A Small Red Star for Me and My Father
        
        
        
        This appointment came when light tired, this arrangement, this syzygy
           of him and me and the still threat of a small red star
        standing
              some time away at my back, deeper
        than a grain of memory.
        I am a quarter mile from him, hard upward on this rugged rock he could
           look up to if only his eyes would agree once more, and
        it’s a trillion
              years behind my head or a parsec I
        can’t begin to imagine,
        they tell me even dead perhaps, that star. Can this be a true syzygy
           if one is dead, if one is leaning to leave this line
        of sight
              regardless of age or love or density
        or how the last piece of light
        might be reflected, or refused, if one leaves this imposition?
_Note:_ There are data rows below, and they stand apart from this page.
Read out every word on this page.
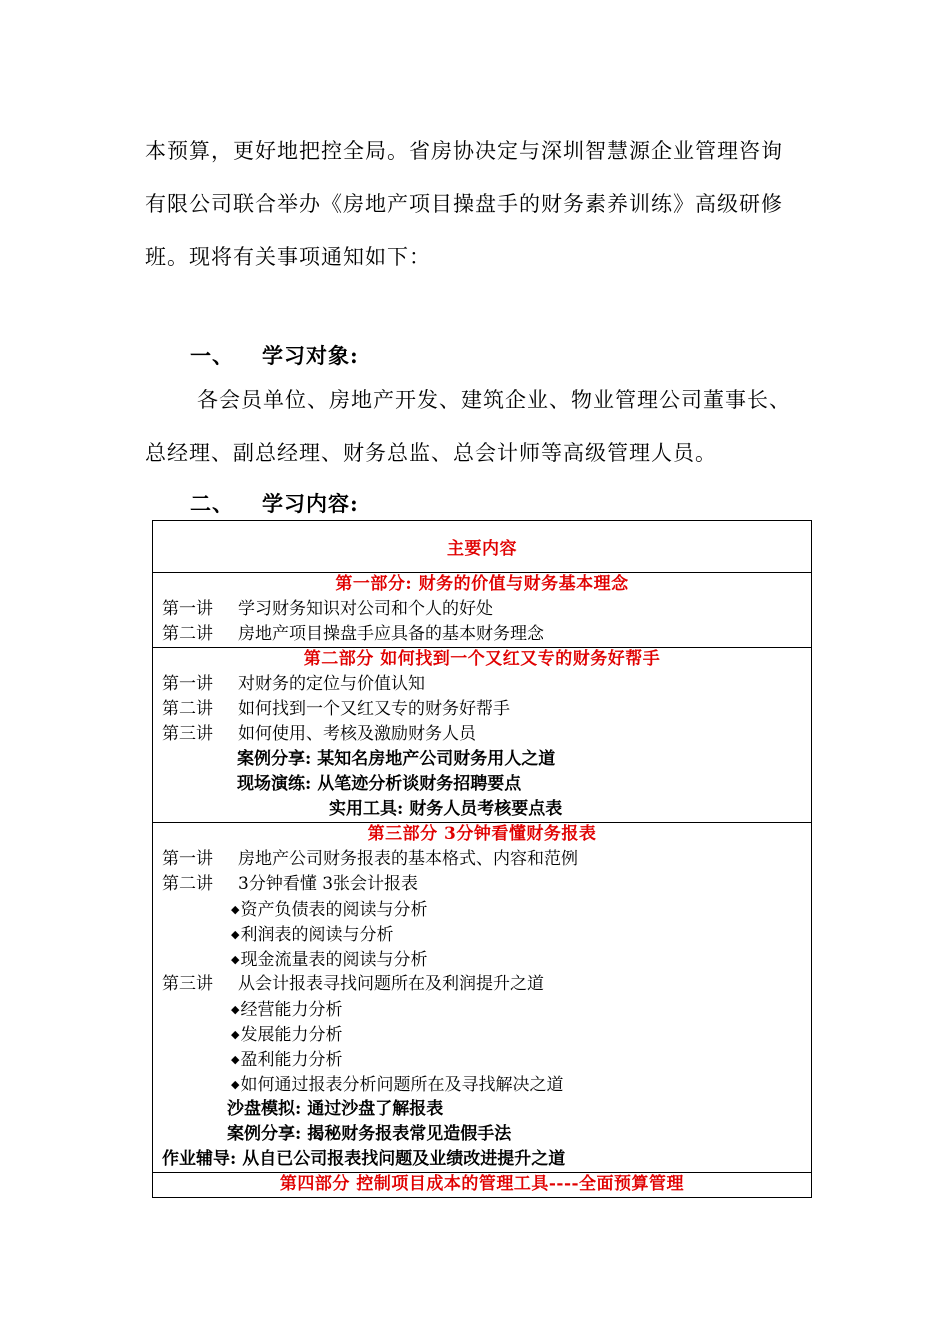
本预算，更好地把控全局。省房协决定与深圳智慧源企业管理咨询
有限公司联合举办《房地产项目操盘手的财务素养训练》高级研修
班。现将有关事项通知如下：

一、 学习对象:

各会员单位、房地产开发、建筑企业、物业管理公司董事长、
总经理、副总经理、财务总监、总会计师等高级管理人员。

二、 学习内容:

主要内容
第一部分: 财务的价值与财务基本理念
第一讲 学习财务知识对公司和个人的好处
第二讲 房地产项目操盘手应具备的基本财务理念
第二部分 如何找到一个又红又专的财务好帮手
第一讲 对财务的定位与价值认知
第二讲 如何找到一个又红又专的财务好帮手
第三讲 如何使用、考核及激励财务人员
案例分享: 某知名房地产公司财务用人之道
现场演练: 从笔迹分析谈财务招聘要点
实用工具: 财务人员考核要点表
第三部分 3分钟看懂财务报表
第一讲 房地产公司财务报表的基本格式、内容和范例
第二讲 3分钟看懂 3张会计报表
◆ 资产负债表的阅读与分析
◆ 利润表的阅读与分析
◆ 现金流量表的阅读与分析
第三讲 从会计报表寻找问题所在及利润提升之道
◆ 经营能力分析
◆ 发展能力分析
◆ 盈利能力分析
◆ 如何通过报表分析问题所在及寻找解决之道
沙盘模拟: 通过沙盘了解报表
案例分享: 揭秘财务报表常见造假手法
作业辅导: 从自已公司报表找问题及业绩改进提升之道
第四部分 控制项目成本的管理工具----全面预算管理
The
        windows
           of his room defer no light to this night, for it is
        always night there,
              blood and chemicals at warfare,
        nerve gone, the main one
        providing mirror and lethal lens, back of the eyeball no different
           than out front, but I climb this rock to line up with
        another rock and him
              in the deep seizure of that stolen
        room, bare sepulcher,
        that grotto of mind.
        
        Today I bathed him, the chest like an old model, boned but collapsible,
           forgotten in a Detroit back room, a shelf, a deep
        closet, waiting
              to be crushed at the final blow,
        skin of the organ but a veneer
        of fatigue, the arms pried as from a child’s drawing, the one less
        formidable
           leg, the small testes hanging their forgotten-glove
        residuum,
              which had begun this syzygy, the
        face closing down on bone
        as if a promise had been made toward an immaculately thin retrieval,
           and, at the other imaginable end of him, the one foot
        bloody
              from his curse, soured yet holier in
        mimicry of the near-Christ
        (from Golgotha brought down and put to bed, after god and my father
           there are no divinities), toenails coming on a
        darkness no sky owned,
              foot bottom at its own blood bath,
        at war, at the final and resolute war
        with no winner.
        
        Oh, Christ, he’s had such wars, outer and inner, that even my hand
           in warmth must overcome, and he gums his gums and
        shakes his head
              and says, sideways, mouth screwed
        into his outlandish grin,
        as much a lie as any look, as devious, cold-fact true, “I used to do
        this for you,”
           the dark eyes hungry to remember, to bring back one
        moment
              of all those times to this time; and
        I cannot feel his hand linger on me,
        not its calluses gone the way of flesh or its nails thicker now than
        they
           ever were meant to be, or skin flaking in the silence
        of its dust-borne battle,
              though we are both younger than the
        star that’s behind us
        and dead perhaps, as said; then, in a moment, and only for a moment,
           as if all is ciphered for me and cut away, I know the
        failure
              of that small red star, its
        distillation and spend still undone,
        its yawn red as yet and here with us on the endless line only bent
           by my imagination, the dead and dying taking up both
        ends of me,
              neither one a shadow yet but all
        shadows in one, perhaps
        a sort of harmless violence sighting here across an endless known.